Today, such freedom and protection from religious oppression are near-universally recognized principles of any democratic state like Uganda but with the current anomaly, Uganda is guaranteed to fall short of being regarded as democratic and free. This therefore means that there is no choice but to guarantee freedom of religious belief and practice. This historical recognition of religious freedom is an international norm that as a nation, we must uphold.
The existing debates on whether or not the government should regulate religion and faith organizations may not end soon though one thing is clear, that the state is on a very wrong side. Religious and faith organizations have self-regulatory structures consisting of sacred ministers or clerics ordained, anointed and approved of God to run the affairs of the church. Politically, religious bodies are reactionary and cannot be avenues through which secular propaganda is channelled.
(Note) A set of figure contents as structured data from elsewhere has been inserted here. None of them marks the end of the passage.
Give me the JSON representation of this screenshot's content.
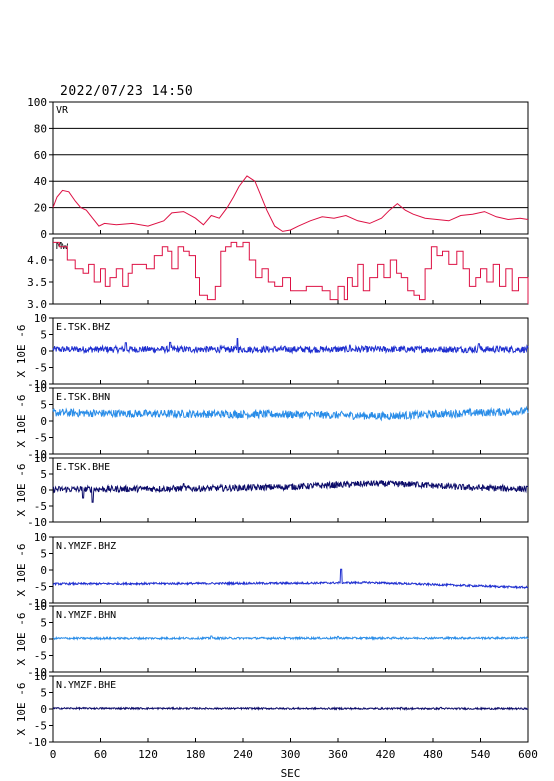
{
  "title": "2022/07/23 14:50",
  "xlabel": "SEC",
  "x_ticks": [
    0,
    60,
    120,
    180,
    240,
    300,
    360,
    420,
    480,
    540,
    600
  ],
  "colors": {
    "vr": "#dd1144",
    "mw": "#dd1144",
    "bhz": "#1f2fd0",
    "bhn": "#2a8de8",
    "bhe": "#0d0d6a",
    "frame": "#000000"
  },
  "chart_data": [
    {
      "type": "line",
      "name": "VR",
      "ylim": [
        0,
        100
      ],
      "y_ticks": [
        0,
        20,
        40,
        60,
        80,
        100
      ],
      "grid": true,
      "x": [
        0,
        5,
        12,
        20,
        28,
        35,
        42,
        50,
        58,
        65,
        80,
        100,
        120,
        140,
        150,
        165,
        180,
        190,
        200,
        210,
        220,
        228,
        235,
        240,
        245,
        255,
        262,
        270,
        280,
        290,
        300,
        310,
        325,
        340,
        355,
        370,
        385,
        400,
        415,
        425,
        435,
        445,
        455,
        470,
        485,
        500,
        515,
        530,
        545,
        560,
        575,
        590,
        600
      ],
      "values": [
        20,
        28,
        33,
        32,
        25,
        20,
        18,
        12,
        6,
        8,
        7,
        8,
        6,
        10,
        16,
        17,
        12,
        7,
        14,
        12,
        20,
        28,
        36,
        40,
        44,
        40,
        30,
        18,
        6,
        2,
        3,
        6,
        10,
        13,
        12,
        14,
        10,
        8,
        12,
        18,
        23,
        18,
        15,
        12,
        11,
        10,
        14,
        15,
        17,
        13,
        11,
        12,
        11
      ]
    },
    {
      "type": "line",
      "name": "Mw",
      "ylim": [
        3.0,
        4.5
      ],
      "y_ticks": [
        3.0,
        3.5,
        4.0
      ],
      "x": [
        0,
        8,
        18,
        28,
        38,
        45,
        52,
        60,
        66,
        72,
        80,
        88,
        95,
        100,
        110,
        118,
        128,
        138,
        145,
        150,
        158,
        165,
        172,
        180,
        185,
        195,
        205,
        212,
        218,
        225,
        232,
        240,
        248,
        256,
        264,
        272,
        280,
        290,
        300,
        310,
        320,
        330,
        340,
        350,
        360,
        368,
        372,
        378,
        385,
        392,
        400,
        410,
        418,
        426,
        434,
        440,
        448,
        456,
        463,
        470,
        478,
        485,
        492,
        500,
        510,
        518,
        526,
        534,
        540,
        548,
        556,
        564,
        572,
        580,
        588,
        600
      ],
      "values": [
        4.4,
        4.3,
        4.0,
        3.8,
        3.7,
        3.9,
        3.5,
        3.8,
        3.4,
        3.6,
        3.8,
        3.4,
        3.7,
        3.9,
        3.9,
        3.8,
        4.1,
        4.3,
        4.2,
        3.8,
        4.3,
        4.2,
        4.1,
        3.6,
        3.2,
        3.1,
        3.4,
        4.2,
        4.3,
        4.4,
        4.3,
        4.4,
        4.0,
        3.6,
        3.8,
        3.5,
        3.4,
        3.6,
        3.3,
        3.3,
        3.4,
        3.4,
        3.3,
        3.1,
        3.4,
        3.1,
        3.6,
        3.4,
        3.9,
        3.3,
        3.6,
        3.9,
        3.6,
        4.0,
        3.7,
        3.6,
        3.3,
        3.2,
        3.1,
        3.8,
        4.3,
        4.1,
        4.2,
        3.9,
        4.2,
        3.8,
        3.4,
        3.6,
        3.8,
        3.5,
        3.9,
        3.4,
        3.8,
        3.3,
        3.6,
        3.0
      ]
    },
    {
      "type": "line",
      "name": "E.TSK.BHZ",
      "ylabel": "X 10E -6",
      "ylim": [
        -10,
        10
      ],
      "y_ticks": [
        -10,
        -5,
        0,
        5,
        10
      ],
      "baseline": [
        [
          0,
          0.5
        ],
        [
          600,
          0.5
        ]
      ],
      "noise": 1.0,
      "spikes": [
        [
          92,
          2.5
        ],
        [
          148,
          2.6
        ],
        [
          233,
          3.8
        ],
        [
          375,
          1.8
        ],
        [
          538,
          2.2
        ]
      ]
    },
    {
      "type": "line",
      "name": "E.TSK.BHN",
      "ylabel": "X 10E -6",
      "ylim": [
        -10,
        10
      ],
      "y_ticks": [
        -10,
        -5,
        0,
        5,
        10
      ],
      "baseline": [
        [
          0,
          2.5
        ],
        [
          120,
          2.2
        ],
        [
          300,
          2.0
        ],
        [
          420,
          1.5
        ],
        [
          500,
          2.2
        ],
        [
          600,
          3.0
        ]
      ],
      "noise": 1.2,
      "spikes": []
    },
    {
      "type": "line",
      "name": "E.TSK.BHE",
      "ylabel": "X 10E -6",
      "ylim": [
        -10,
        10
      ],
      "y_ticks": [
        -10,
        -5,
        0,
        5,
        10
      ],
      "baseline": [
        [
          0,
          0.2
        ],
        [
          200,
          0.5
        ],
        [
          300,
          1.0
        ],
        [
          400,
          2.0
        ],
        [
          450,
          1.8
        ],
        [
          520,
          0.8
        ],
        [
          600,
          0.3
        ]
      ],
      "noise": 1.0,
      "spikes": [
        [
          38,
          -2.5
        ],
        [
          50,
          -3.8
        ],
        [
          165,
          2.0
        ],
        [
          460,
          2.5
        ]
      ]
    },
    {
      "type": "line",
      "name": "N.YMZF.BHZ",
      "ylabel": "X 10E -6",
      "ylim": [
        -10,
        10
      ],
      "y_ticks": [
        -10,
        -5,
        0,
        5,
        10
      ],
      "baseline": [
        [
          0,
          -4.2
        ],
        [
          300,
          -4.0
        ],
        [
          400,
          -3.8
        ],
        [
          600,
          -5.3
        ]
      ],
      "noise": 0.3,
      "spikes": [
        [
          364,
          0.2
        ]
      ]
    },
    {
      "type": "line",
      "name": "N.YMZF.BHN",
      "ylabel": "X 10E -6",
      "ylim": [
        -10,
        10
      ],
      "y_ticks": [
        -10,
        -5,
        0,
        5,
        10
      ],
      "baseline": [
        [
          0,
          0.2
        ],
        [
          600,
          0.3
        ]
      ],
      "noise": 0.3,
      "spikes": [
        [
          200,
          0.9
        ],
        [
          360,
          0.8
        ]
      ]
    },
    {
      "type": "line",
      "name": "N.YMZF.BHE",
      "ylabel": "X 10E -6",
      "ylim": [
        -10,
        10
      ],
      "y_ticks": [
        -10,
        -5,
        0,
        5,
        10
      ],
      "baseline": [
        [
          0,
          0.2
        ],
        [
          600,
          0.1
        ]
      ],
      "noise": 0.25,
      "spikes": [
        [
          440,
          0.5
        ],
        [
          490,
          0.5
        ]
      ]
    }
  ]
}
One UPDF general once said that the issues of generals should be left to generals and in my opinion, he was right. For relevance, this statement is very necessary in today’s involvement of the state in concerns of the church. I strongly believe that the state should leave the issues of faith and religion to the church leaders who are more capable and well-equiped to handle their God-given mandate which effectively creates the needed wall of separation of the church from state. The legislators have this one obligation, which is creating a favorable environment for religious freedoms to thrive within the state.
The writer is a campus remnant and a National Christian Students’ Association (NCSA) member.